Hot dog or Bavarian Smokie, it’s all 100% Alberta beef, says the hand-lettered signage, and the Calgary Girl in me nods approval. I eat my Smokie on the beach, and then…

turn down Denman St. for a latte in Delaney’s Coffee House. My front-window seat gives me the inspiring view of this pigtailed cyclist, surely damn near my own age, who is not even breathing hard as she locks up her bicycle.
Next comes a zig-zag through West End Vancouver: I’ve had water & nature, now for pavement & city. A few blocks on Denman, then right turn onto Comox and I stomp right along — until I get to Broughton.
I’ve walked Comox before, I’ve passed this building before and I’ve noticed the thumping great sculpture at the street corner before: Triumph of the Technocrat (Reece Terris). What I’ve never noticed is the curling channel of water along Comox that connects with the sculpture…

and, especially, the words incised into the channel wall.

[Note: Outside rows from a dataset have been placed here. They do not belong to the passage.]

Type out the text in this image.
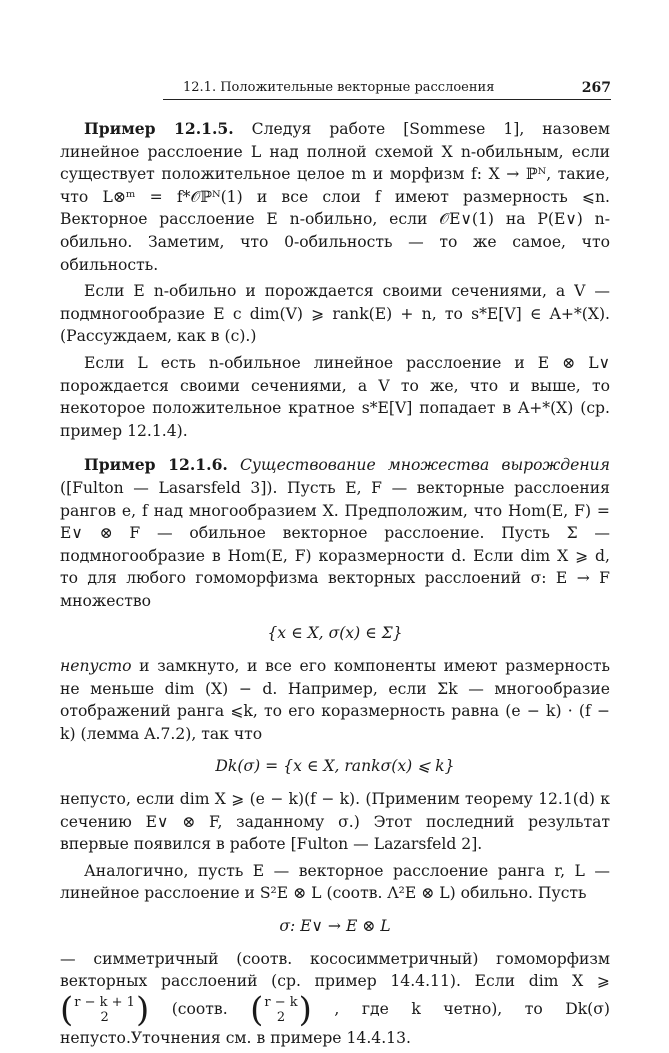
12.1. Положительные векторные расслоения	267

Пример 12.1.5. Следуя работе [Sommese 1], назовем линейное расслоение L над полной схемой X n-обильным, если существует положительное целое m и морфизм f: X → ℙᴺ, такие, что L⊗ᵐ = f*𝒪ℙᴺ(1) и все слои f имеют размерность ⩽n. Векторное расслоение E n-обильно, если 𝒪E∨(1) на P(E∨) n-обильно. Заметим, что 0-обильность — то же самое, что обильность.

Если E n-обильно и порождается своими сечениями, а V — подмногообразие E с dim(V) ⩾ rank(E) + n, то s*E[V] ∈ A+*(X). (Рассуждаем, как в (c).)

Если L есть n-обильное линейное расслоение и E ⊗ L∨ порождается своими сечениями, а V то же, что и выше, то некоторое положительное кратное s*E[V] попадает в A+*(X) (ср. пример 12.1.4).

Пример 12.1.6. Существование множества вырождения ([Fulton — Lasarsfeld 3]). Пусть E, F — векторные расслоения рангов e, f над многообразием X. Предположим, что Hom(E, F) = E∨ ⊗ F — обильное векторное расслоение. Пусть Σ — подмногообразие в Hom(E, F) коразмерности d. Если dim X ⩾ d, то для любого гомоморфизма векторных расслоений σ: E → F множество

{x ∈ X, σ(x) ∈ Σ}

непусто и замкнуто, и все его компоненты имеют размерность не меньше dim (X) − d. Например, если Σk — многообразие отображений ранга ⩽k, то его коразмерность равна (e − k) · (f − k) (лемма A.7.2), так что

Dk(σ) = {x ∈ X, rankσ(x) ⩽ k}

непусто, если dim X ⩾ (e − k)(f − k). (Применим теорему 12.1(d) к сечению E∨ ⊗ F, заданному σ.) Этот последний результат впервые появился в работе [Fulton — Lazarsfeld 2].

Аналогично, пусть E — векторное расслоение ранга r, L — линейное расслоение и S²E ⊗ L (соотв. Λ²E ⊗ L) обильно. Пусть

σ: E∨ → E ⊗ L

— симметричный (соотв. кососимметричный) гомоморфизм векторных расслоений (ср. пример 14.4.11). Если dim X ⩾
( r − k + 1
2 ) (соотв. ( r − k
2 ) , где k четно), то Dk(σ) непусто.Уточнения см. в примере 14.4.13.
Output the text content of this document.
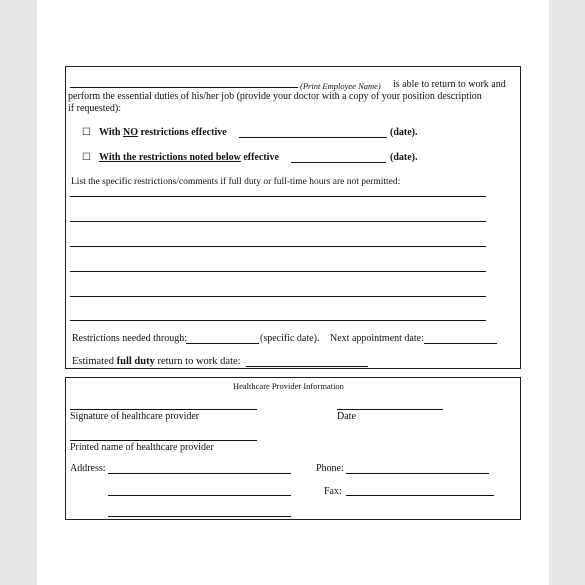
(Print Employee Name) is able to return to work and
perform the essential duties of his/her job (provide your doctor with a copy of your position description
if requested):
☐ With NO restrictions effective	(date).
☐ With the restrictions noted below effective	(date).
List the specific restrictions/comments if full duty or full-time hours are not permitted:
Restrictions needed through:	(specific date). Next appointment date:
Estimated full duty return to work date:
Healthcare Provider Information
Signature of healthcare provider	Date
Printed name of healthcare provider
Address:	Phone:
Fax:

Thanks to an article and overhead photo in The Source (issue 27 Jan – 10 Feb 2015), I can not only show you the entire channel with its pool at one end and Terris sculpture at the other…

I can also tell you the channel is the work of Vancouver landscape architects Durante Kreuk, and the text is by Vancouver artist Greg Snider.
Snider’s creation is a whole bravura torrent of words, and I want it! So I inch my way along the channel, taking pictures as I go, just in case the text is not available online.
And it is not. Or, not that I can find. So here we go, I am about to put it online — all but the bits I couldn’t catch because they are obscured by particularly vigorous lavender bushes. You’re not word-crazy? Skip the next paragraph. You are word-crazy? Settle in for the ride.
“A slow wet meander along stoned plaza of frenetic urban structure toward the demiurge of public art, the fiscal trace of exacting development moving with pythagorean acuity the eart [lavender bush…] objects of our collective culture through the bureau of civic demand, the spirit of heavenly smoke spirals from the burnt wood of transcendent aspiration over the long marsh of pantheistic decor as the seemly secular rises around us and art sluices down a crafty pipe — sleepy second [more lavender bush…] arch, techtonic upscaled for perpetuity’s long view (fifty years max) in a device for reflection called triumph of the technocrat.”
My own slow, not-wet meander now complete, I walk on. I pause one last moment on Comox, just before I turn onto Bute, for a cheerful and timely bit of sidewalk art.

Buoyed by that, I carry on — north & east, east & north — to Burrard & West Pender, where I catch a # 19 bus, and ride on home.